DCSIMG

Investigation into Milton Keynes mental health unit where woman died in seclusion unit

Helen Willis who died in May 2012 when she was kept in a seclusion room at the Campbell Centre

Helen Willis who died in May 2012 when she was kept in a seclusion room at the Campbell Centre

The mother of a woman who died while in the care of the Campbell Centre fears lessons have not been learned as it was revealed the managing NHS trust is being investigated by a health watchdog.

Anne Jenkins’ daughter Helen Wills died in May 2012 when she was kept in a seclusion room at the Standing Way centre.

An inquest into Miss Wills’ death in November that year heard Helen, who suffered from schizophrenia, had been sedated and placed in the seclusion room after an aggressive outburst.

The inquest found there had been inadequate observation in the hours before her death. The coroner gave a verdict of sudden adult death syndrome.

Now, following two inspections at the centre by the Care Quality Commission (CQC) where serious concerns were raised about staff and procedures, health regulator Monitor is investigating managing trust, the Central North West London (CNWL) NHS Foundation Trust to establish whether there are wider problems with how it is run.

Mrs Jenkins said: “Nothing has changed – all you get is ‘we have lessons to learn’ but they don’t learn.

“I want the staff there to be fully trained and qualified because I don’t think they are. I could not understand half of them because their English is not good enough.

“How many more times do we have to hear that somebody has died?

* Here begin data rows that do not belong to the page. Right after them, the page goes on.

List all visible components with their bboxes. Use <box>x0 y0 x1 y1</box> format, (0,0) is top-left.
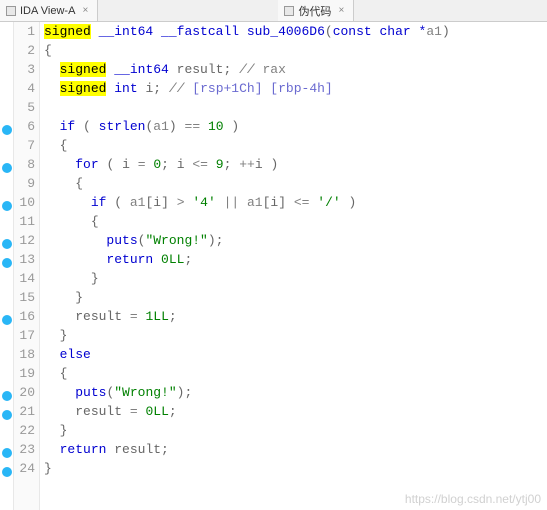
code-line[interactable]: } <box>44 269 547 288</box>
tab-icon <box>6 6 16 16</box>
breakpoint-marker[interactable] <box>0 326 13 345</box>
marker-gutter <box>0 22 14 510</box>
breakpoint-marker[interactable] <box>0 136 13 155</box>
code-line[interactable]: } <box>44 459 547 478</box>
tab-ida-view[interactable]: IDA View-A × <box>0 0 98 21</box>
breakpoint-marker[interactable] <box>0 364 13 383</box>
code-line[interactable]: } <box>44 326 547 345</box>
breakpoint-marker[interactable] <box>0 41 13 60</box>
breakpoint-marker[interactable] <box>0 269 13 288</box>
code-line[interactable]: { <box>44 41 547 60</box>
code-line[interactable]: signed __int64 __fastcall sub_4006D6(con… <box>44 22 547 41</box>
line-number: 2 <box>14 41 35 60</box>
linenum-gutter: 123456789101112131415161718192021222324 <box>14 22 40 510</box>
line-number: 23 <box>14 440 35 459</box>
tab-bar: IDA View-A × 伪代码 × <box>0 0 547 22</box>
code-line[interactable]: return 0LL; <box>44 250 547 269</box>
code-line[interactable]: signed __int64 result; // rax <box>44 60 547 79</box>
code-line[interactable]: puts("Wrong!"); <box>44 231 547 250</box>
line-number: 4 <box>14 79 35 98</box>
close-icon[interactable]: × <box>335 5 347 17</box>
code-area[interactable]: signed __int64 __fastcall sub_4006D6(con… <box>40 22 547 510</box>
line-number: 1 <box>14 22 35 41</box>
line-number: 14 <box>14 269 35 288</box>
line-number: 15 <box>14 288 35 307</box>
code-line[interactable]: { <box>44 212 547 231</box>
code-line[interactable]: if ( strlen(a1) == 10 ) <box>44 117 547 136</box>
breakpoint-marker[interactable] <box>0 212 13 231</box>
breakpoint-marker[interactable] <box>0 307 13 326</box>
breakpoint-marker[interactable] <box>0 440 13 459</box>
breakpoint-marker[interactable] <box>0 174 13 193</box>
code-line[interactable]: { <box>44 174 547 193</box>
code-line[interactable] <box>44 98 547 117</box>
breakpoint-marker[interactable] <box>0 345 13 364</box>
breakpoint-marker[interactable] <box>0 22 13 41</box>
code-line[interactable]: } <box>44 421 547 440</box>
code-line[interactable]: for ( i = 0; i <= 9; ++i ) <box>44 155 547 174</box>
breakpoint-marker[interactable] <box>0 288 13 307</box>
breakpoint-marker[interactable] <box>0 402 13 421</box>
line-number: 21 <box>14 402 35 421</box>
code-line[interactable]: puts("Wrong!"); <box>44 383 547 402</box>
breakpoint-marker[interactable] <box>0 421 13 440</box>
line-number: 19 <box>14 364 35 383</box>
line-number: 8 <box>14 155 35 174</box>
breakpoint-marker[interactable] <box>0 250 13 269</box>
breakpoint-marker[interactable] <box>0 193 13 212</box>
breakpoint-marker[interactable] <box>0 98 13 117</box>
line-number: 20 <box>14 383 35 402</box>
line-number: 16 <box>14 307 35 326</box>
line-number: 13 <box>14 250 35 269</box>
code-line[interactable]: if ( a1[i] > '4' || a1[i] <= '/' ) <box>44 193 547 212</box>
code-line[interactable]: } <box>44 288 547 307</box>
breakpoint-marker[interactable] <box>0 79 13 98</box>
line-number: 7 <box>14 136 35 155</box>
code-line[interactable]: result = 0LL; <box>44 402 547 421</box>
line-number: 11 <box>14 212 35 231</box>
code-line[interactable]: return result; <box>44 440 547 459</box>
close-icon[interactable]: × <box>79 5 91 17</box>
line-number: 22 <box>14 421 35 440</box>
breakpoint-marker[interactable] <box>0 459 13 478</box>
breakpoint-marker[interactable] <box>0 231 13 250</box>
line-number: 6 <box>14 117 35 136</box>
line-number: 9 <box>14 174 35 193</box>
breakpoint-marker[interactable] <box>0 155 13 174</box>
line-number: 3 <box>14 60 35 79</box>
breakpoint-marker[interactable] <box>0 383 13 402</box>
code-line[interactable]: signed int i; // [rsp+1Ch] [rbp-4h] <box>44 79 547 98</box>
code-line[interactable]: { <box>44 136 547 155</box>
tab-label: 伪代码 <box>298 3 331 19</box>
line-number: 10 <box>14 193 35 212</box>
breakpoint-marker[interactable] <box>0 60 13 79</box>
code-line[interactable]: result = 1LL; <box>44 307 547 326</box>
tab-label: IDA View-A <box>20 5 75 17</box>
tab-pseudocode[interactable]: 伪代码 × <box>278 0 354 21</box>
line-number: 18 <box>14 345 35 364</box>
line-number: 17 <box>14 326 35 345</box>
code-line[interactable]: { <box>44 364 547 383</box>
line-number: 24 <box>14 459 35 478</box>
tab-icon <box>284 6 294 16</box>
line-number: 5 <box>14 98 35 117</box>
code-line[interactable]: else <box>44 345 547 364</box>
line-number: 12 <box>14 231 35 250</box>
breakpoint-marker[interactable] <box>0 117 13 136</box>
code-editor[interactable]: 123456789101112131415161718192021222324 … <box>0 22 547 510</box>
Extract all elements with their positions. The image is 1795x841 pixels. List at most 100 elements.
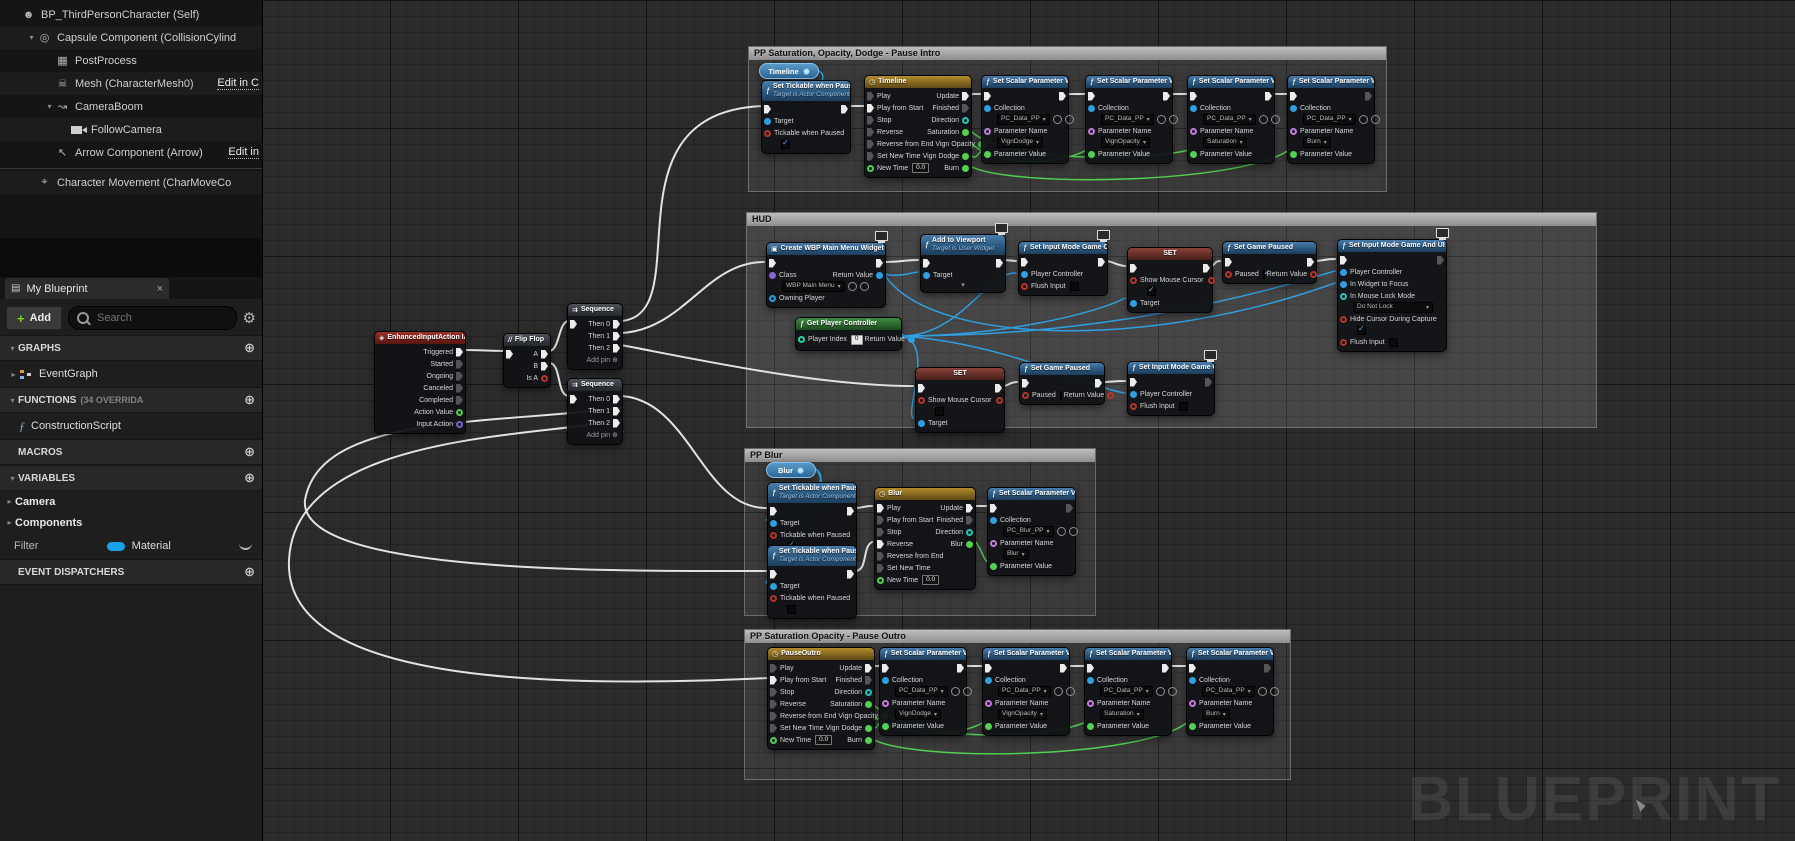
use-selected-asset-icon[interactable] [1056,527,1066,536]
pin-exec-out[interactable] [1066,503,1073,513]
set-input-mode-game-only-node-1[interactable]: ƒSet Input Mode Game Only Player Controll… [1018,230,1110,296]
node-header[interactable]: ƒSet Input Mode Game Only [1128,362,1214,374]
node-header[interactable]: ƒSet Scalar Parameter Value [880,648,966,660]
node-header[interactable]: ƒSet Scalar Parameter Value [1086,76,1172,88]
node-header[interactable]: ▣ Create WBP Main Menu Widget [767,243,885,255]
pin-enum-out[interactable] [865,688,872,696]
browse-asset-icon[interactable] [1167,687,1177,696]
pin-bool-out[interactable] [541,374,548,382]
pin-exec-in[interactable] [770,506,777,516]
browse-asset-icon[interactable] [1065,687,1075,696]
section-macros[interactable]: MACROS ⊕ [0,439,262,465]
pin-exec-in[interactable] [877,563,884,573]
dropdown[interactable]: PC_Data_PP ▾ [1303,114,1356,125]
pin-bool-out[interactable] [1310,270,1318,278]
set-input-mode-game-and-ui-node[interactable]: ƒ Set Input Mode Game And UI Player Contro… [1337,228,1449,352]
node-header[interactable]: ƒSet Tickable when PausedTarget is Actor… [762,81,850,101]
pin-bool-out[interactable] [1208,276,1216,284]
pin-bool-in[interactable] [770,594,777,602]
node-header[interactable]: SET [1128,248,1212,260]
use-selected-asset-icon[interactable] [1358,115,1368,124]
dropdown[interactable]: Burn ▾ [1202,709,1230,720]
pin-exec-out[interactable] [962,103,969,113]
output-pin[interactable] [802,67,810,75]
pin-exec-in[interactable] [867,91,874,101]
node-header[interactable]: ƒSet Scalar Parameter Value [988,488,1075,500]
pin-exec-out[interactable] [1098,257,1105,267]
pin-enum-in[interactable] [1340,292,1347,300]
pin-obj-in[interactable] [770,582,777,590]
checkbox[interactable] [787,605,796,614]
pin-exec-in[interactable] [877,527,884,537]
pin-int-in[interactable] [798,336,805,343]
set-scalar-parameter-value-intro-4[interactable]: ƒSet Scalar Parameter Value Collection PC_… [1287,75,1380,164]
add-circle-icon[interactable]: ⊕ [244,470,255,486]
section-graphs[interactable]: ▾ GRAPHS ⊕ [0,335,262,361]
pin-exec-out[interactable] [1437,255,1444,265]
node-header[interactable]: ƒSet Scalar Parameter Value [982,76,1068,88]
set-scalar-parameter-value-outro-1[interactable]: ƒSet Scalar Parameter Value Collection PC_… [879,647,972,736]
output-pin[interactable] [797,466,804,474]
dropdown[interactable]: PC_Data_PP ▾ [1100,686,1153,697]
pin-exec-out[interactable] [613,331,620,341]
eye-closed-icon[interactable] [238,542,252,550]
pin-exec-in[interactable] [918,383,925,393]
search-input[interactable] [94,311,228,325]
pin-exec-in[interactable] [770,723,777,733]
pin-exec-out[interactable] [541,361,548,371]
pin-exec-in[interactable] [770,663,777,673]
node-header[interactable]: ƒSet Input Mode Game Only [1019,242,1107,254]
dropdown[interactable]: Blur ▾ [1003,549,1029,560]
pin-exec-out[interactable] [1307,257,1314,267]
pin-obj-in[interactable] [990,516,997,524]
node-header[interactable]: ⇉ Sequence [568,379,622,391]
pin-exec-out[interactable] [1203,263,1210,273]
component-tree-item[interactable]: ▦ PostProcess [0,49,262,72]
pin-exec-in[interactable] [1087,663,1094,673]
dropdown[interactable]: VignOpacity ▾ [1101,137,1150,148]
pin-float-in[interactable] [1087,722,1094,730]
add-to-viewport-node[interactable]: ƒ Add to Viewport Target is User Widget Tar… [920,223,1008,293]
pin-exec-out[interactable] [456,347,463,357]
pin-bool-out[interactable] [996,396,1004,404]
pin-exec-in[interactable] [770,675,777,685]
dropdown[interactable]: PC_Data_PP ▾ [895,686,948,697]
pin-exec-out[interactable] [962,91,969,101]
pin-exec-in[interactable] [1088,91,1095,101]
dropdown[interactable]: PC_Data_PP ▾ [1101,114,1154,125]
pin-exec-in[interactable] [867,127,874,137]
expander-icon[interactable]: ▾ [7,474,18,483]
create-wbp-main-menu-widget-node[interactable]: ▣ Create WBP Main Menu Widget Class Return … [766,231,888,308]
pin-name-in[interactable] [882,699,889,707]
component-tree-item[interactable]: ☠ Mesh (CharacterMesh0) Edit in C [0,72,262,95]
use-selected-asset-icon[interactable] [1257,687,1267,696]
pin-exec-in[interactable] [764,104,771,114]
pin-obj-in[interactable] [1130,299,1137,307]
browse-asset-icon[interactable] [962,687,972,696]
browse-asset-icon[interactable] [1064,115,1074,124]
pin-bool-in[interactable] [1130,402,1137,410]
pin-float-in[interactable] [770,736,777,744]
pin-obj-in[interactable] [984,104,991,112]
pin-exec-out[interactable] [995,383,1002,393]
pin-exec-out[interactable] [841,104,848,114]
set-game-paused-node-2[interactable]: ƒ Set Game Paused Paused Return Value [1019,362,1115,405]
pin-exec-out[interactable] [541,349,548,359]
node-header[interactable]: ƒSet Scalar Parameter Value [1288,76,1374,88]
browse-asset-icon[interactable] [1068,527,1078,536]
browse-asset-icon[interactable] [1370,115,1380,124]
value-input[interactable]: 0 [850,334,863,345]
pin-enum-out[interactable] [962,116,969,124]
pin-exec-out[interactable] [613,343,620,353]
checkbox[interactable] [935,407,944,416]
pin-exec-in[interactable] [769,258,776,268]
pin-float-in[interactable] [877,576,884,584]
node-header[interactable]: SET [916,368,1004,380]
node-header[interactable]: ƒSet Scalar Parameter Value [1188,76,1274,88]
pin-name-in[interactable] [1290,127,1297,135]
pin-exec-out[interactable] [847,569,854,579]
pin-obj-in[interactable] [1340,268,1347,276]
section-variables[interactable]: ▾ VARIABLES ⊕ [0,465,262,491]
dropdown[interactable]: WBP Main Menu ▾ [782,281,845,292]
node-header[interactable]: ƒSet Scalar Parameter Value [1187,648,1273,660]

People are not being cared for in there.

“It has been two years since Helen died and it has made no difference at all to them. They should close it down until they get people in who know what they are doing.”

The CQC inspection report focused on five areas where there were failings. These included involving patients in their own care and caring for people safely and protecting them from harm

Victoria Woodhatch, senior regional manager at Monitor, said: “We have decided to open an investigation at the trust to identify if there are any problems with the way the trust is run that would prevent it providing high quality care for patients.

“Our investigation will take a very close look at the issues highlighted by the CQC; and we will take regulatory action if required.”

CNWL chief executive Claire Murdoch said: “The Monitor process is actually a good way for our systems to be checked, refreshed, and even strengthened.”